Der Kanzler servierte außer seiner gerade beim Schauspielunterricht einstudierten Nummer "Staatsmann mit der ruhigen Hand" (leider wurde unser Vorschlag für die Kür zum besten Nachwuchsschauspieler von der "Theater heute" nicht berücksichtigt) auch nichts - herrliche Sendung zum Einschlafen. Beruhigend: Beim nächsten Fernsehduell am 08. September(diesmal bei den öffentlich-rechtlichen Schnarchnasen) gibt es wenigstens Titten, Titten, Titten (eigentlich sind es zwar vier, wenn wir voraussetzen, dass sowohl Maybrit Illner, als auch Sabine Christiansen jeweils in der "Standardversion" ausgerüstet sind, aber wir verzichten aus stilistischen Gründen...). Hoffentlich zeigen sie nicht dauernd Edi oder Gerd.

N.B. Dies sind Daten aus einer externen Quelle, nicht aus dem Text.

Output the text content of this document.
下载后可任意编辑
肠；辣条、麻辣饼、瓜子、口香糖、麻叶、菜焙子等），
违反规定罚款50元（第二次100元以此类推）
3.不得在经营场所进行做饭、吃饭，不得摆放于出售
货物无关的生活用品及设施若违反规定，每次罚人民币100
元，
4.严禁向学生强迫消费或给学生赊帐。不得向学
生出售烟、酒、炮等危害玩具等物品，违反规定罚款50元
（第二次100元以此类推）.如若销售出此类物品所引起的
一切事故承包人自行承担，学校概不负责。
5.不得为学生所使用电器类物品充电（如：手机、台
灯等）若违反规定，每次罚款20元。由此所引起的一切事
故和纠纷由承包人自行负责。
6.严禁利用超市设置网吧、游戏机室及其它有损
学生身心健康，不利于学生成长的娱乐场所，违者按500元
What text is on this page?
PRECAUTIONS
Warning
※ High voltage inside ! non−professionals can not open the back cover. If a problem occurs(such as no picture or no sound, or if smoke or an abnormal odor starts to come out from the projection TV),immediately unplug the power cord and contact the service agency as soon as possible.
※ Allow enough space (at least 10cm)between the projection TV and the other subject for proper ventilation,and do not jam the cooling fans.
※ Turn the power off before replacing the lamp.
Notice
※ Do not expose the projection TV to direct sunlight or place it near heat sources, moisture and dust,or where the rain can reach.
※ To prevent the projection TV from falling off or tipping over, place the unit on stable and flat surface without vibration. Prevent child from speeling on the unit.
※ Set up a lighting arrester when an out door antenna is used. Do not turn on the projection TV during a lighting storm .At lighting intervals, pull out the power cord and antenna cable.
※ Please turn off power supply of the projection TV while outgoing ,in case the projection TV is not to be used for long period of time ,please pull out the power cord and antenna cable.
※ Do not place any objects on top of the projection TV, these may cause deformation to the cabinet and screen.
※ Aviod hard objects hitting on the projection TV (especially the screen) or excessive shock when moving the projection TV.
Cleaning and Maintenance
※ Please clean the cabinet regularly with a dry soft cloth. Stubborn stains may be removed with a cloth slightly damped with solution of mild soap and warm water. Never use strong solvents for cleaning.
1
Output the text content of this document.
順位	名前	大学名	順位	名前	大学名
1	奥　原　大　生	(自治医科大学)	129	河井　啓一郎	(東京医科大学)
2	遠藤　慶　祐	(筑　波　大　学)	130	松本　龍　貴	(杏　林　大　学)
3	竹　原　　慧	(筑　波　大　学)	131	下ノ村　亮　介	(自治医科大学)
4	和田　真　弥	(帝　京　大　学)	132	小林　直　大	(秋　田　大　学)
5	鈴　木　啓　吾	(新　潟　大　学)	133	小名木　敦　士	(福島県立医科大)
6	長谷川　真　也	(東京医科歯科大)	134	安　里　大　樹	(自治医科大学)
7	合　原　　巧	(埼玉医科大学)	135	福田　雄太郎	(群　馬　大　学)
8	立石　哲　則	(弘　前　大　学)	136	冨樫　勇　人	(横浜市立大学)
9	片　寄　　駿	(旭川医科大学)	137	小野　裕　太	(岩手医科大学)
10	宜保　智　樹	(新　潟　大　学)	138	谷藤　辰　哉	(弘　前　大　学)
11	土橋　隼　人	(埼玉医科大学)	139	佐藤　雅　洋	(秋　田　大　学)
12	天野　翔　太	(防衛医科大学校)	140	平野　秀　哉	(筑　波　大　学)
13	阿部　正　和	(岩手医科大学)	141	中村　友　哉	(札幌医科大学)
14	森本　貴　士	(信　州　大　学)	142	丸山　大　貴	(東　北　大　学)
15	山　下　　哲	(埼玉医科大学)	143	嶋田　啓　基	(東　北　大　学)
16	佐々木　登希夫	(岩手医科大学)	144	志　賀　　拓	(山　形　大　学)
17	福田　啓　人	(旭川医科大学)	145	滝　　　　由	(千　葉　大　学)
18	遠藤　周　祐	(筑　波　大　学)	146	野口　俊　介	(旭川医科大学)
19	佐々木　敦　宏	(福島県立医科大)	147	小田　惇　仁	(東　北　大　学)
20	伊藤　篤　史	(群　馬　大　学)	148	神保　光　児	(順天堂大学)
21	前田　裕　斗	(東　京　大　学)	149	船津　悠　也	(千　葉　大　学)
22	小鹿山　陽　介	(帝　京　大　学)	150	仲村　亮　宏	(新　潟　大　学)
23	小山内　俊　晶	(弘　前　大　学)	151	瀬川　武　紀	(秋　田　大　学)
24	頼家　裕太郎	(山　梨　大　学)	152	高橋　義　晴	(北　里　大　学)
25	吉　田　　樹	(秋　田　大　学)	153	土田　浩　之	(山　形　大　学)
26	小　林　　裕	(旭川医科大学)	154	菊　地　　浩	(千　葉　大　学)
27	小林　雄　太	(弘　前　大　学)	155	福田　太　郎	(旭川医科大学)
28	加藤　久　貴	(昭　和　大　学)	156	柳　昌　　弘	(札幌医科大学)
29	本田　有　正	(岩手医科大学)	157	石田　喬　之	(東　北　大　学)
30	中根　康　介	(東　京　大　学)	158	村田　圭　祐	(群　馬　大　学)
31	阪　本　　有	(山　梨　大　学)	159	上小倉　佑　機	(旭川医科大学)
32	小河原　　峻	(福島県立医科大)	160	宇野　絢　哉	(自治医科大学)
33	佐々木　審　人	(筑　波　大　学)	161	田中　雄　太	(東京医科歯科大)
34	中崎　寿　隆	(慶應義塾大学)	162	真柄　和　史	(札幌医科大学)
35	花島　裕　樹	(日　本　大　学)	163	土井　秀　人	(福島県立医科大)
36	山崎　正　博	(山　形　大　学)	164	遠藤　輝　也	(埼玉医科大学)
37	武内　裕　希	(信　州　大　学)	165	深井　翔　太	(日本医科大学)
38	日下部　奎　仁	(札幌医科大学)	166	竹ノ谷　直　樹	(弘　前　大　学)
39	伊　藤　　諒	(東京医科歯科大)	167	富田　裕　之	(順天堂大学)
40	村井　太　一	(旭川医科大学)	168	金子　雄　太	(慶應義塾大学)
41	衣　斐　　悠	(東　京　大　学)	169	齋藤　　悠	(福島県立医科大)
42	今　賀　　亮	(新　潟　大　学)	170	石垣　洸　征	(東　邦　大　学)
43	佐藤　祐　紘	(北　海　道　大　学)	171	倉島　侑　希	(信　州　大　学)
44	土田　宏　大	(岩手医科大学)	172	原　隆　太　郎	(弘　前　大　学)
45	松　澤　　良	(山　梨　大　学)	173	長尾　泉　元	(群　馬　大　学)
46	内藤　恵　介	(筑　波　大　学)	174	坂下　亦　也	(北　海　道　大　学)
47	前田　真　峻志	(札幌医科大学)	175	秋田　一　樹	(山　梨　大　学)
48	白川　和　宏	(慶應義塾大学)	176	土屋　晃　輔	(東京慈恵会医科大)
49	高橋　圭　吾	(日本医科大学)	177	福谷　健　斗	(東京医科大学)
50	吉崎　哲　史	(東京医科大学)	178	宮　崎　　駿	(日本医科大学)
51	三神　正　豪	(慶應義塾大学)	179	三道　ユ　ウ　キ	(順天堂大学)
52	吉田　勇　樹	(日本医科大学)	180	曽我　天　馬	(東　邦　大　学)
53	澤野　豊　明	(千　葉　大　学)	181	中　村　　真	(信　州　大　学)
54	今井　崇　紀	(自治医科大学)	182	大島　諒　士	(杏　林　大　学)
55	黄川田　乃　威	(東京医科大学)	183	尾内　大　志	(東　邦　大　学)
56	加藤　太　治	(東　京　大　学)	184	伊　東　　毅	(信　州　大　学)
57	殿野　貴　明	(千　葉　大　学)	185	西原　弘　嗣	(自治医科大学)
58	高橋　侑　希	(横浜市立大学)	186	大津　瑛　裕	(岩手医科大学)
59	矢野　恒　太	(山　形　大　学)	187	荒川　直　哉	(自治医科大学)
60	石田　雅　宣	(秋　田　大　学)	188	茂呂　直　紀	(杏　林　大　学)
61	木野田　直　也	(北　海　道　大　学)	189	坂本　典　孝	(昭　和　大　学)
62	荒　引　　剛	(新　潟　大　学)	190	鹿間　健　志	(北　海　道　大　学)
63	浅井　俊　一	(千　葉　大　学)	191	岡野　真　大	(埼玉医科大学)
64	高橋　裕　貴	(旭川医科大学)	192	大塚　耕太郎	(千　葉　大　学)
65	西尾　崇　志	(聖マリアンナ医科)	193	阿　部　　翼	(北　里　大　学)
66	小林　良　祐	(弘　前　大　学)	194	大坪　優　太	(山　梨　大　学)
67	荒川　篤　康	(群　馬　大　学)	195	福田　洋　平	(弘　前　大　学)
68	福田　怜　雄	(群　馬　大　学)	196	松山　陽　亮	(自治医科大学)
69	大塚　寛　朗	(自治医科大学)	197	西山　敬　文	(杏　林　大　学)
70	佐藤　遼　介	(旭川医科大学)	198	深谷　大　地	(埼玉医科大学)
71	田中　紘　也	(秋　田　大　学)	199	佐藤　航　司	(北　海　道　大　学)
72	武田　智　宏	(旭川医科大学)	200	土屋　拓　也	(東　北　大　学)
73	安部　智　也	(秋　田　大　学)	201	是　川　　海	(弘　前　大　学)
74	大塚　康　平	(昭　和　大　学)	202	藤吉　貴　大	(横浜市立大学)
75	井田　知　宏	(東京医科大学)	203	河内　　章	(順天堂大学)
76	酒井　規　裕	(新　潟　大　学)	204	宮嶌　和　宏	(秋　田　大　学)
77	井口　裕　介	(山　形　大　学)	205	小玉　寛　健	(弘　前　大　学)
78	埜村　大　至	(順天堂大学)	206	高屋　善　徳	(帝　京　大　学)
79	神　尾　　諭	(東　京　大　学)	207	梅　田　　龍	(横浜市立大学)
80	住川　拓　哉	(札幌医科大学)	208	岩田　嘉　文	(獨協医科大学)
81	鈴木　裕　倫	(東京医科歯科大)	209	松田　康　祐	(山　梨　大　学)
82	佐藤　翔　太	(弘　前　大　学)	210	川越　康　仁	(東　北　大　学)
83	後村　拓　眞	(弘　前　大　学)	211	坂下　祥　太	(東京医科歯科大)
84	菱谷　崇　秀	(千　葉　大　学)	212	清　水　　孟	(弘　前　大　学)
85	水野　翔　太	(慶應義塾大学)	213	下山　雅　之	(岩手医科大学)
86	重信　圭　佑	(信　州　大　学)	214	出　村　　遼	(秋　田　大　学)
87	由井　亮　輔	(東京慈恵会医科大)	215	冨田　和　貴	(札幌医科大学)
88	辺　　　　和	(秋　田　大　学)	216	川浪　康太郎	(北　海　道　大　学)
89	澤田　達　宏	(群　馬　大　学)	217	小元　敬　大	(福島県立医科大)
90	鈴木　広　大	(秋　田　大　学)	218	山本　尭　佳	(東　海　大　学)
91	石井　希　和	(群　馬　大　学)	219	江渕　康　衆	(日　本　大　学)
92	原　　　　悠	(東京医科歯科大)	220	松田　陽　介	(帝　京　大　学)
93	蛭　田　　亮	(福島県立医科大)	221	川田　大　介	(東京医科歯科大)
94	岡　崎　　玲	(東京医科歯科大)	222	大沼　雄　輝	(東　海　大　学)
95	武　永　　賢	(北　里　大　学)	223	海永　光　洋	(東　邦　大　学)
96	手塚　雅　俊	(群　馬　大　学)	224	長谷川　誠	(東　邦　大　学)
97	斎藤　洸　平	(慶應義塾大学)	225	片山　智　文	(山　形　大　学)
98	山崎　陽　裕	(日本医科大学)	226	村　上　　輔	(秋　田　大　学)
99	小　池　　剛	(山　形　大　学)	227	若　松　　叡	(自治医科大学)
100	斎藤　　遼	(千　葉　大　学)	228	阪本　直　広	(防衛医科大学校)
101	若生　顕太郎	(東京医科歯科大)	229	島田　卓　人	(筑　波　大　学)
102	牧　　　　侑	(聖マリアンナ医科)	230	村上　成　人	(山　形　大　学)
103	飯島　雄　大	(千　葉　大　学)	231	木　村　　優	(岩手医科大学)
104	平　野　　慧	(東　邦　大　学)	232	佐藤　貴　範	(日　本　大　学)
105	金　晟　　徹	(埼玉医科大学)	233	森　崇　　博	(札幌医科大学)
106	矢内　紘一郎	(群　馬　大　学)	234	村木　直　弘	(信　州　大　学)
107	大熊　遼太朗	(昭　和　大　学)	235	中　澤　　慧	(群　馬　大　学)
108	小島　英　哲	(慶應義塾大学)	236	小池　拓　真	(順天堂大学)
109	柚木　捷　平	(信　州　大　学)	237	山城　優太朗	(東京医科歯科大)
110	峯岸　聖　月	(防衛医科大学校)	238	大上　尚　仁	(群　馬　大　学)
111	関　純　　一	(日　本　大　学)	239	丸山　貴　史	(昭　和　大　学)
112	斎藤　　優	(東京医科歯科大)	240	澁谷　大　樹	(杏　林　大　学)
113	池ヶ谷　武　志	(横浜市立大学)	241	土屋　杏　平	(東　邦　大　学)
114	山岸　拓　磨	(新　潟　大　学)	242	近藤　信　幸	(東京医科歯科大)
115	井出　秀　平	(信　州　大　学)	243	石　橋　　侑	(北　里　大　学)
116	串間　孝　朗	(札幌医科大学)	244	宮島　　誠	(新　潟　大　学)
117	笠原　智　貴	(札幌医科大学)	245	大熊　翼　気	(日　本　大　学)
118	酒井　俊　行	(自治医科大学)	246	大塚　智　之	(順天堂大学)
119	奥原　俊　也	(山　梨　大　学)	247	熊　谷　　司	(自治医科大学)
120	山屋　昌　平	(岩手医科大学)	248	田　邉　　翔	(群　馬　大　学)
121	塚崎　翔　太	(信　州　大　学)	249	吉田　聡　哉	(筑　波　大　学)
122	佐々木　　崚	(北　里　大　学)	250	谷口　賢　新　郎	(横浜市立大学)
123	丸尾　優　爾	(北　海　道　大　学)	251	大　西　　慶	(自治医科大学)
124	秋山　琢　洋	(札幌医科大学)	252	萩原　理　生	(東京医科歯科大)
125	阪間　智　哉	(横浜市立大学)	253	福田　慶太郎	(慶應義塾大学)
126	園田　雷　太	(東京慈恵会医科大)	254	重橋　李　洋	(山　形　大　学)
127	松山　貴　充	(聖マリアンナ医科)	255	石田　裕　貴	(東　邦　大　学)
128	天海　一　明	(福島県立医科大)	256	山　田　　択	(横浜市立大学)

Apropos Titten. Es gab ja einen ziemlichen Tidenhub an der Elbe. "Land unter in Deutschland". Aber mal ganz ehrlich: War das nicht ein wenig zu auffällig eingefädelt von der SPD? Gerade hatte man noch Bundespräser Johannes Rau reanimieren müssen, nachdem der ins Wachkoma gefallen war, als er erfahren hat, dass man fürs Fliegen normalerweise bezahlen muss, Cem Özdemir hat seinen Strohhut genommen (wir weisen dabei gleich auf unsere Besprechung der "Romeo & Julia"-CD vom grünen Ex-Vorzeigemann hin - er hat jetzt eine zweite Karriere dringend nötig) und PDS-Fronti Gregor Gysi hat sich in seinen Stasi-Akten-Bunker zurückgezogen - da steigt plötzlich mitten im schönsten Skandal-Highnoon das Wasser und mit ihm der bereits abgewählt geglaubte Kanzler aus dem Umfragetief. Die CDU sieht natürlich gleich ihre Felle davonschwimmen. Immerhin haben wir jetzt den Beweis: Die Stammtisch-Experten hatten schon immer recht - Erdbeben, Hochwasser, Explosionen in Atomkraftwerken, die ganzen Ausländer und all der üble Gestank kommen von den Sozis (schon unser aller Vorbild Rudi Carell sang ja seinerzeit schon "und schuld ist nur die SPD"). Ist die "Jahrhundertflut" also in Wirklichkeit nur die Tränenflut Schröders, der die bittere Wahrheit des eigenen Versagens zur Kenntnis genommen hat? 1998 nach der furiosen Wahl des Meisters der Haarfärbekunst hat der damals noch echte "Braune" herausgeblubbert, "wenn wir es nicht schaffen, die Arbeitslosigkeit signifikant zu senken, haben wir es nicht verdient, wiedergewählt zu werden." Tja, so schlimm können die Folgen von Alzheimer sein: Heute erinnert sich bei den SPD-Granden an diesen Satz keiner mehr. Also: Der Kanzler weint und die Elbanrainer müssen Sandsäcke schleppen - Danke SPD!

Hoffenlich verwässert das nicht den Wahlkampf. Nun, einen solchen gibt es ja eigentlich traditionell nicht mehr, also alles egal.

Was macht ein Volk mit seinem tollen Wahlrecht, wenn zur Auswahl nur Luschen und Blindschleichen stehen. Wenn man das Angebot der Stoibers, Schröders und Fischers anschaut und dann auch noch unsere gute Frau Guido Westerwelle dazunimmt: Da könnten wir ja gleich Berti Vogts wieder zum Bundestrainer machen und Daum zum Kanzler wählen.

Aber, was solls: Am 22. September ist Bundestagswahl, man kann es drehen und wenden, wie man will. Also: Augen zu und durch!